The Allman Brothers Band

A Tale of Two Guitars

By: Ben Ratliff
For the New York Times

Each year, the Allman Brothers Band repeats a remarkable feat: filling the Beacon Theater night after night in a true New York City residency. As with the late-period Grateful Dead, the group’s records are souvenirs more than essential documents — a couple of live albums in the last decade; the brand-new “Hittin’ the Note” (Sanctuary) is its first studio album of new songs in nine years. The shows are the thing. Guests (including Béla Fleck) have drifted in and out of sets, as has a small horn section. But Tuesday’s show, filmed for a future DVD, represented the band in its plain state, working through a mixture of old and new songs. The septet is as sturdy as ever, basically supported by the drummer Butch Trucks, the singer and keyboardist Gregg Allman and the guitarists Warren Haynes and Derek Trucks.

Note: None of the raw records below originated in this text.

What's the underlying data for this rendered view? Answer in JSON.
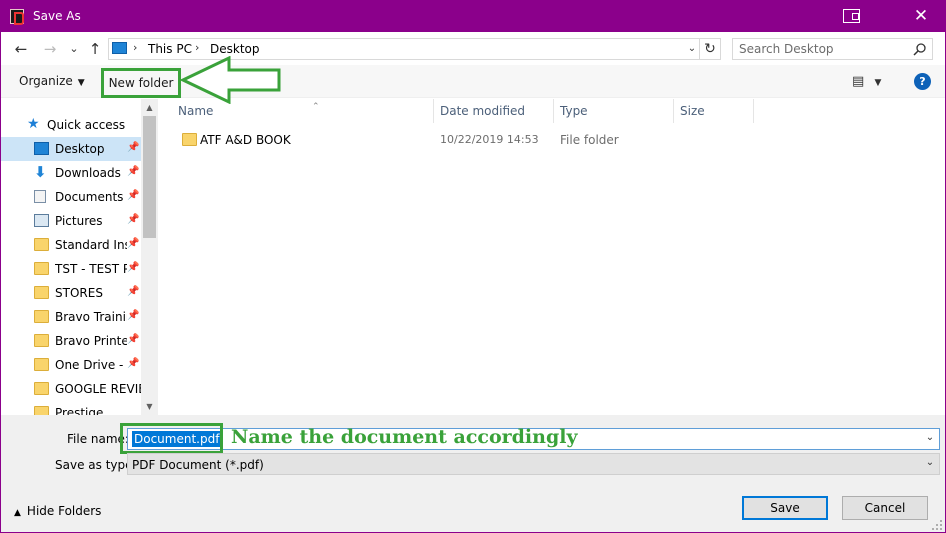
{
  "titlebar": {
    "title": "Save As"
  },
  "nav": {
    "back": "←",
    "forward": "→",
    "recent": "⌄",
    "up": "↑"
  },
  "address": {
    "parts": [
      "This PC",
      "Desktop"
    ],
    "separator": "›"
  },
  "search": {
    "placeholder": "Search Desktop"
  },
  "commandbar": {
    "organize": "Organize",
    "new_folder": "New folder"
  },
  "navpane": {
    "quick_access": "Quick access",
    "items": [
      {
        "label": "Desktop",
        "icon": "desktop-icon",
        "selected": true
      },
      {
        "label": "Downloads",
        "icon": "download-icon"
      },
      {
        "label": "Documents",
        "icon": "documents-icon"
      },
      {
        "label": "Pictures",
        "icon": "pictures-icon"
      },
      {
        "label": "Standard Inst",
        "icon": "folder-icon"
      },
      {
        "label": "TST - TEST PR",
        "icon": "folder-icon"
      },
      {
        "label": "STORES",
        "icon": "folder-icon"
      },
      {
        "label": "Bravo Training",
        "icon": "folder-icon"
      },
      {
        "label": "Bravo Printer",
        "icon": "folder-icon"
      },
      {
        "label": "One Drive - IN",
        "icon": "folder-icon"
      },
      {
        "label": "GOOGLE REVIEW",
        "icon": "folder-icon"
      },
      {
        "label": "Prestige",
        "icon": "folder-icon"
      }
    ]
  },
  "filelist": {
    "columns": [
      "Name",
      "Date modified",
      "Type",
      "Size"
    ],
    "rows": [
      {
        "name": "ATF A&D BOOK",
        "date": "10/22/2019 14:53",
        "type": "File folder",
        "size": ""
      }
    ]
  },
  "bottom": {
    "filename_label": "File name:",
    "filename_value": "Document.pdf",
    "annotation": "Name the document accordingly",
    "savetype_label": "Save as type:",
    "savetype_value": "PDF Document (*.pdf)",
    "hide_folders": "Hide Folders",
    "save": "Save",
    "cancel": "Cancel"
  },
  "colors": {
    "titlebar": "#8b008b",
    "annotation_green": "#3aa23a",
    "selection_blue": "#0078d7",
    "nav_selected": "#cce4f7"
  }
}
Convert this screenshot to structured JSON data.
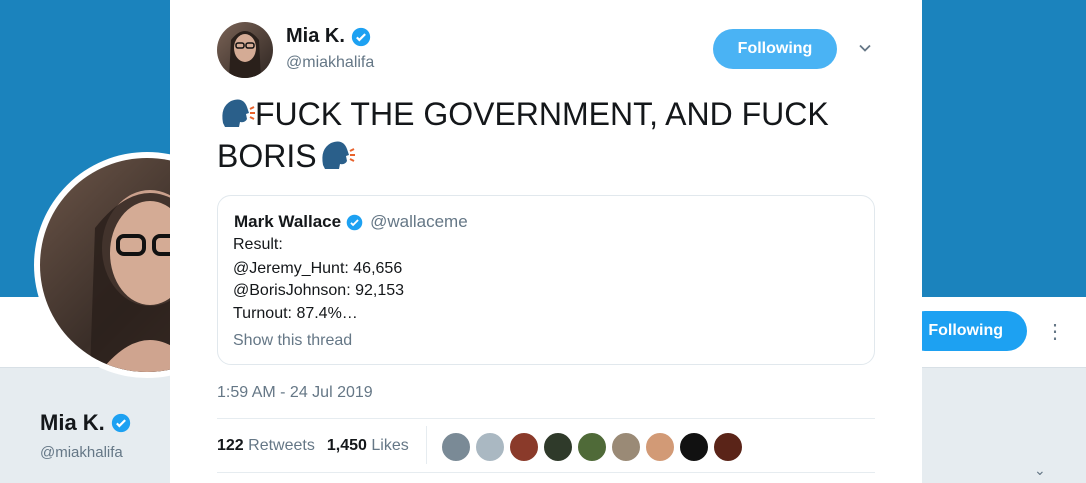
{
  "background": {
    "profile_name": "Mia K.",
    "profile_handle": "@miakhalifa",
    "following_label": "Following",
    "more_glyph": "⋮",
    "chevron_glyph": "⌄"
  },
  "tweet": {
    "author_name": "Mia K.",
    "author_handle": "@miakhalifa",
    "follow_label": "Following",
    "text_part1": "FUCK THE GOVERNMENT, AND FUCK",
    "text_part2": "BORIS",
    "timestamp": "1:59 AM - 24 Jul 2019",
    "retweets_count": "122",
    "retweets_label": "Retweets",
    "likes_count": "1,450",
    "likes_label": "Likes"
  },
  "quoted": {
    "name": "Mark Wallace",
    "handle": "@wallaceme",
    "lines": [
      "Result:",
      "@Jeremy_Hunt: 46,656",
      "@BorisJohnson: 92,153",
      "Turnout: 87.4%…"
    ],
    "show_thread": "Show this thread"
  },
  "colors": {
    "banner": "#1b83bd",
    "accent": "#1da1f2",
    "follow_button": "#4ab3f4",
    "verified": "#1da1f2"
  },
  "liker_colors": [
    "#7a8a96",
    "#aab8c2",
    "#8a3a2a",
    "#2f3a2a",
    "#4f6a38",
    "#9a8a76",
    "#d29a76",
    "#111111",
    "#5a2418"
  ]
}
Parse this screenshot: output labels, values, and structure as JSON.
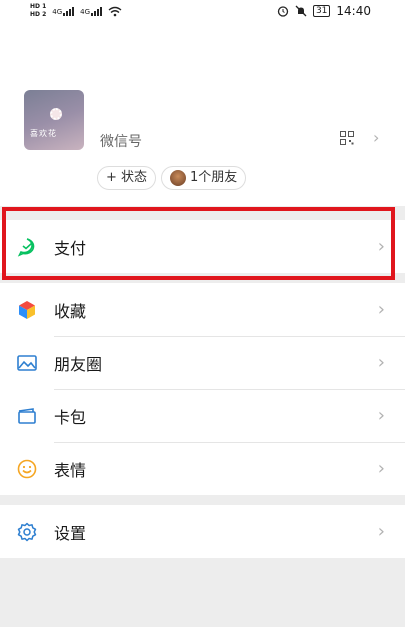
{
  "status_bar": {
    "sim1": "HD 1",
    "sim2": "HD 2",
    "net1": "4G",
    "net2": "4G",
    "battery": "31",
    "time": "14:40"
  },
  "profile": {
    "wechat_id_label": "微信号",
    "status_pill": "+ 状态",
    "friends_pill": "1个朋友",
    "avatar_text": "喜欢花"
  },
  "menu": {
    "pay": "支付",
    "favorites": "收藏",
    "moments": "朋友圈",
    "cards": "卡包",
    "stickers": "表情",
    "settings": "设置"
  },
  "colors": {
    "highlight": "#e0161d",
    "accent_green": "#07c160"
  }
}
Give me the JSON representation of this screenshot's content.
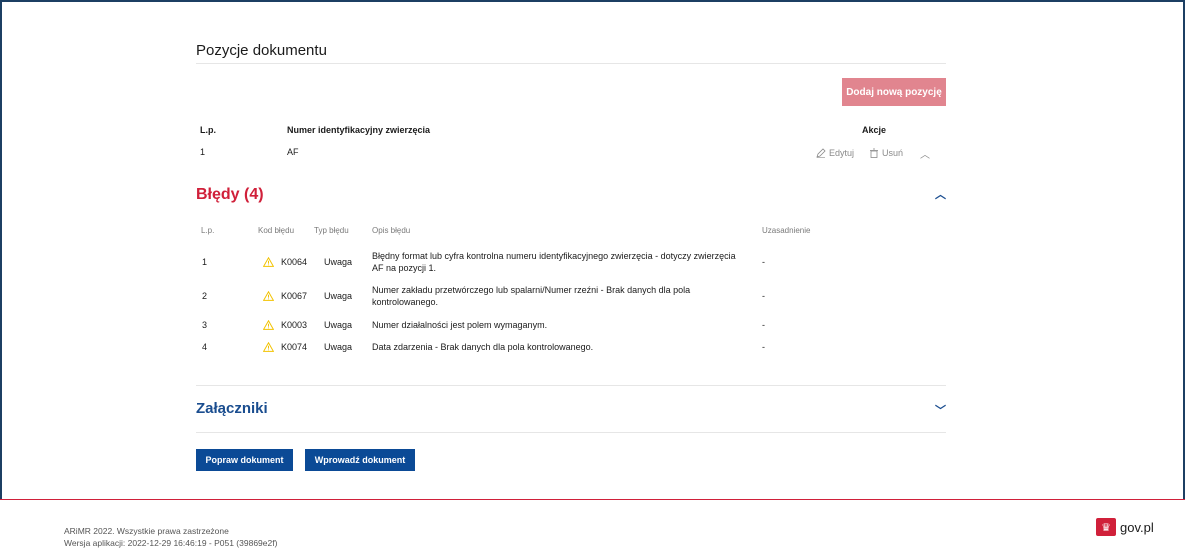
{
  "positions": {
    "title": "Pozycje dokumentu",
    "add_button": "Dodaj nową pozycję",
    "headers": {
      "lp": "L.p.",
      "number": "Numer identyfikacyjny zwierzęcia",
      "actions": "Akcje"
    },
    "rows": [
      {
        "lp": "1",
        "number": "AF",
        "edit": "Edytuj",
        "delete": "Usuń"
      }
    ]
  },
  "errors": {
    "title": "Błędy (4)",
    "headers": {
      "lp": "L.p.",
      "code": "Kod błędu",
      "type": "Typ błędu",
      "desc": "Opis błędu",
      "justification": "Uzasadnienie"
    },
    "rows": [
      {
        "lp": "1",
        "code": "K0064",
        "type": "Uwaga",
        "desc": "Błędny format lub cyfra kontrolna numeru identyfikacyjnego zwierzęcia - dotyczy zwierzęcia AF na pozycji 1.",
        "justification": "-"
      },
      {
        "lp": "2",
        "code": "K0067",
        "type": "Uwaga",
        "desc": "Numer zakładu przetwórczego lub spalarni/Numer rzeźni - Brak danych dla pola kontrolowanego.",
        "justification": "-"
      },
      {
        "lp": "3",
        "code": "K0003",
        "type": "Uwaga",
        "desc": "Numer działalności jest polem wymaganym.",
        "justification": "-"
      },
      {
        "lp": "4",
        "code": "K0074",
        "type": "Uwaga",
        "desc": "Data zdarzenia - Brak danych dla pola kontrolowanego.",
        "justification": "-"
      }
    ]
  },
  "attachments": {
    "title": "Załączniki"
  },
  "buttons": {
    "fix": "Popraw dokument",
    "submit": "Wprowadź dokument"
  },
  "footer": {
    "copyright": "ARiMR 2022. Wszystkie prawa zastrzeżone",
    "version": "Wersja aplikacji: 2022-12-29 16:46:19 - P051 (39869e2f)",
    "gov": "gov.pl"
  },
  "colors": {
    "accent_red": "#d0203a",
    "primary_blue": "#0b4a96",
    "add_button": "#e1858f",
    "warning": "#f2c200"
  }
}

The Allman Brothers’ twin-guitar sound has two distinct styles these days. Mr. Haynes’s is closer to the band’s former guitarists, Dickey Betts and Duane Allman. He focuses high up on the neck, in a fiddle’s pitch range, and works his way toward three- or four-note patterns, which he repeats, and repeats, and repeats, the whole thing gaining volume and intensity. It’s a hardheaded, macho approach, done extremely well.

Derek Trucks, 23, a member of the band since 1999 (and nephew of the drummer), has been evolving lately. He has the speed and the requisite collection of blues and country licks. He also has the will to go outside the songs’ harmonies occasionally, a fluttering sense of pitch borrowed from Indian classical music, accomplished by means of his bottleneck slide, and a flamenco musician’s sense of space between phrases.

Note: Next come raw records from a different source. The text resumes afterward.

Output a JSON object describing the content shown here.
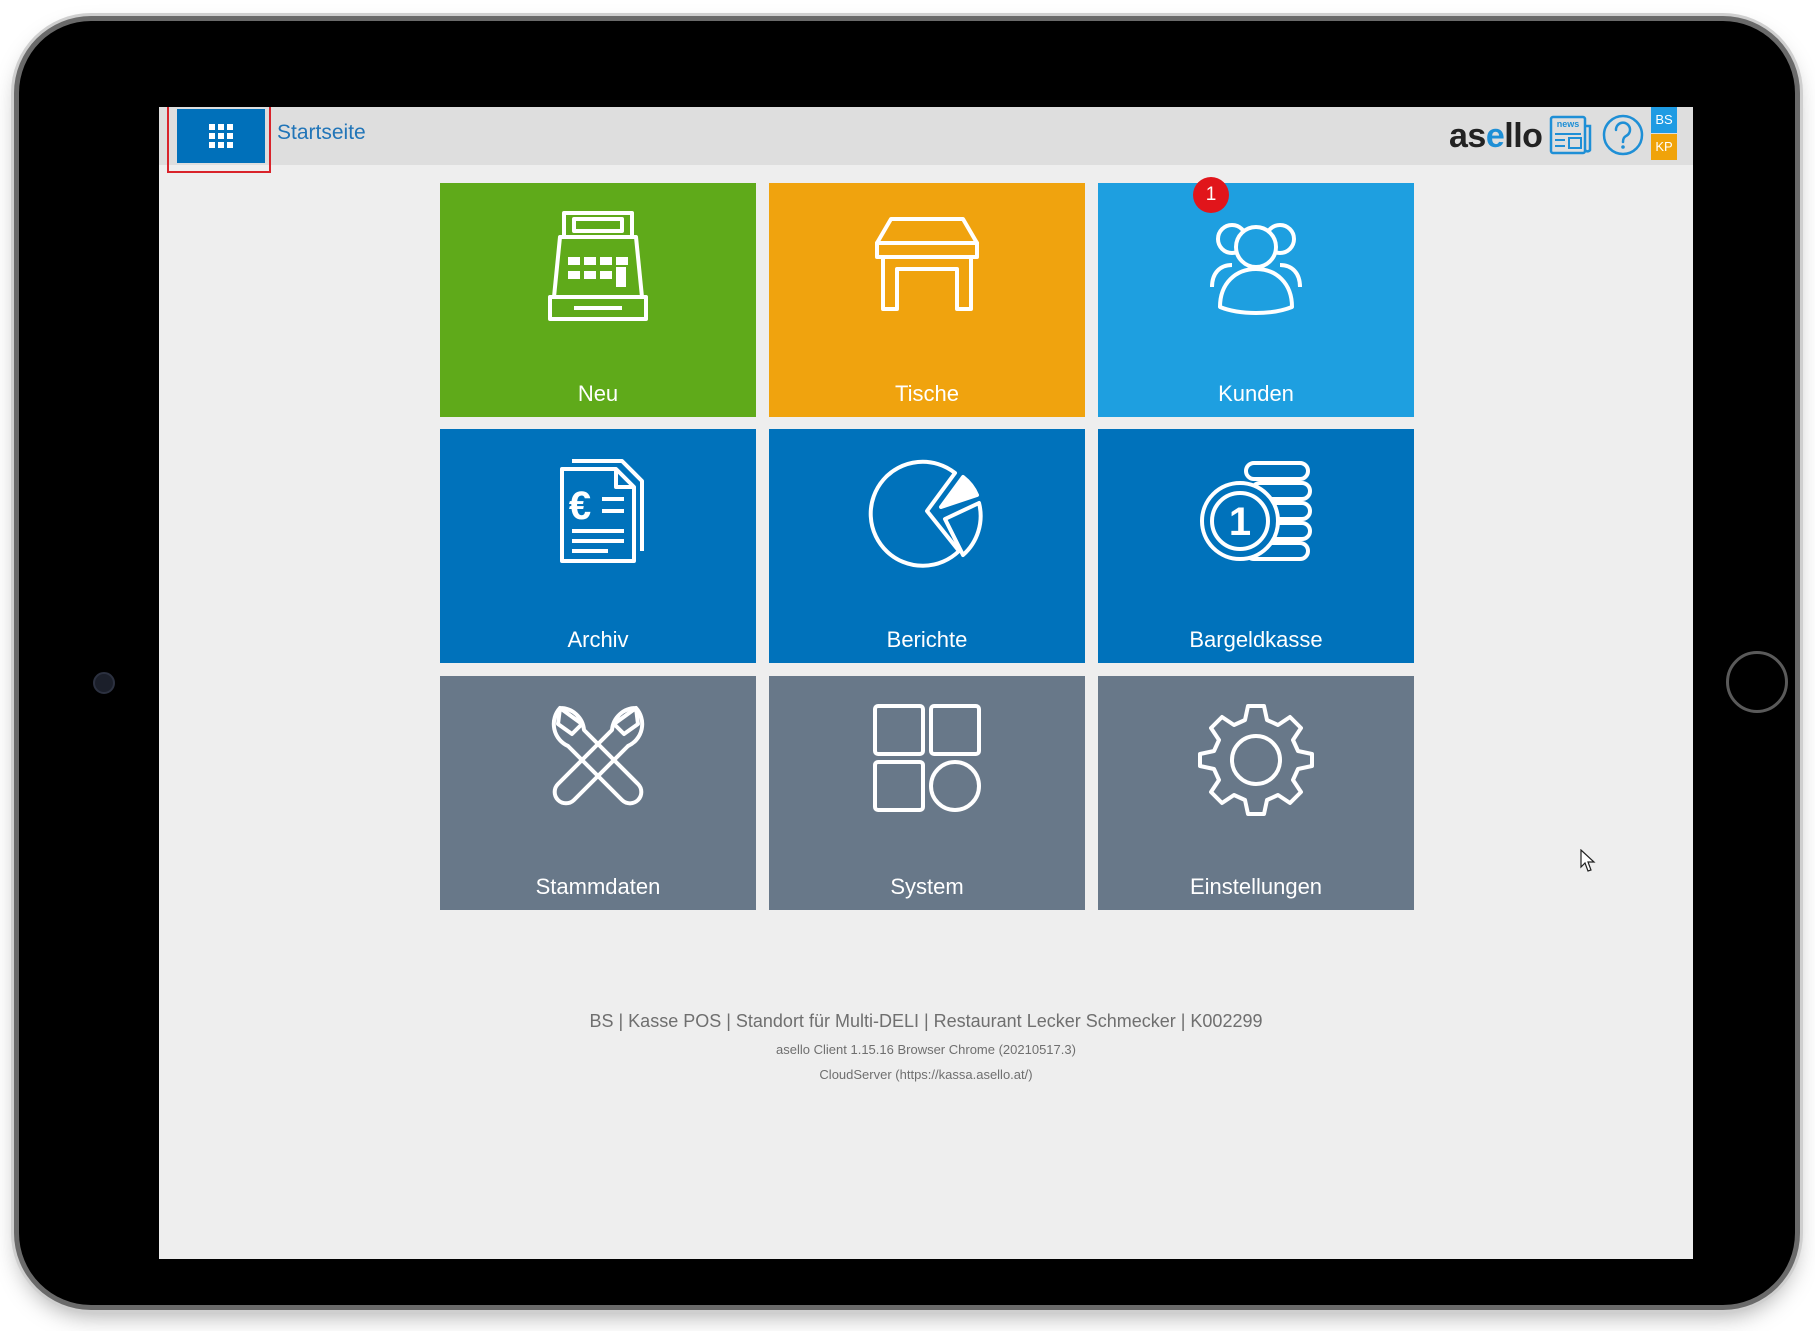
{
  "header": {
    "breadcrumb": "Startseite",
    "brand_prefix": "as",
    "brand_accent": "e",
    "brand_suffix": "llo",
    "user_badge": "BS",
    "register_badge": "KP",
    "icons": [
      "apps-grid-icon",
      "news-icon",
      "help-icon"
    ]
  },
  "tiles": [
    {
      "label": "Neu",
      "icon": "cash-register-icon",
      "color": "#5faa1a"
    },
    {
      "label": "Tische",
      "icon": "table-icon",
      "color": "#f0a30e",
      "badge": "1"
    },
    {
      "label": "Kunden",
      "icon": "customers-icon",
      "color": "#1e9fe0"
    },
    {
      "label": "Archiv",
      "icon": "invoice-archive-icon",
      "color": "#0072bb"
    },
    {
      "label": "Berichte",
      "icon": "pie-chart-icon",
      "color": "#0072bb"
    },
    {
      "label": "Bargeldkasse",
      "icon": "coins-icon",
      "color": "#0072bb"
    },
    {
      "label": "Stammdaten",
      "icon": "tools-icon",
      "color": "#687889"
    },
    {
      "label": "System",
      "icon": "system-grid-icon",
      "color": "#687889"
    },
    {
      "label": "Einstellungen",
      "icon": "gear-icon",
      "color": "#687889"
    }
  ],
  "footer": {
    "info_line": "BS | Kasse POS | Standort für Multi-DELI | Restaurant Lecker Schmecker | K002299",
    "version_line": "asello Client 1.15.16 Browser Chrome (20210517.3)",
    "server_line": "CloudServer (https://kassa.asello.at/)"
  }
}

With his picking hand snapping over the strings like a claw during leads or strumming with index and middle fingers extended when playing rhythm guitar, he uses odd techniques to get where he’s going. And rather than repeating until you get the point, he downscales the number of notes, going in for the kill with a single precision-tooled phrase you haven’t heard before.

The Allmans, whose run at the Beacon continues through Sunday, are satisfying: they have a mandate, and they fill it, with less of a meta-improvisational quality than they’ve had in the past, whereby one song morphed into another. Though the guitarists each took a number of long storytelling improvisations, they mostly got out of each other’s way; “Midnight Rider,” one of the band’s hits, was performed in brief, as a pop song with barely any soloing.

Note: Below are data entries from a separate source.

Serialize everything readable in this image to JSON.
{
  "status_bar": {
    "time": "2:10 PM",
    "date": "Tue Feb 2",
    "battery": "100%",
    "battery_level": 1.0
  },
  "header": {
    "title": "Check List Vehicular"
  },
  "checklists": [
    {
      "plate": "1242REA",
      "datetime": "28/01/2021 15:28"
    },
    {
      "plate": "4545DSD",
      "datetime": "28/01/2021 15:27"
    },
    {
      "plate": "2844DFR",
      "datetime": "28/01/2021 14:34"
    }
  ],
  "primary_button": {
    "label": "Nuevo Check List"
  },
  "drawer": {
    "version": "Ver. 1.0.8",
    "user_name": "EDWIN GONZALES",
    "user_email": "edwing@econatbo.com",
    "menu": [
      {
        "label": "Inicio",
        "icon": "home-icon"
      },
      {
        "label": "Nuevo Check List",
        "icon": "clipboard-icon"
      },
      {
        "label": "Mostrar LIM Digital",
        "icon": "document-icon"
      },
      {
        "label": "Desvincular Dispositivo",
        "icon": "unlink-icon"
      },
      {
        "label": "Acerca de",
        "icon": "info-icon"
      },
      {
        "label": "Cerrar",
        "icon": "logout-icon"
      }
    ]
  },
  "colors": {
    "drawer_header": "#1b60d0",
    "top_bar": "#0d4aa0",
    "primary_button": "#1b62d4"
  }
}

But Derek Trucks on his own is a new thing, hugely promising. On Monday, a night off for the Allmans, Mr. Trucks and his own band played at the Blue Note; he released a record on Columbia last fall and has been touring on the jam-band circuit.

His five-piece band ultimately serves as backing for his wise, occasionally brilliant playing. Using a slide for most of the set, he brought together his jazz, rock, blues and Indian influences into a single style, applicable to music as far apart as John Coltrane’s ballad “Naima” and some chugging Chicago-style blues.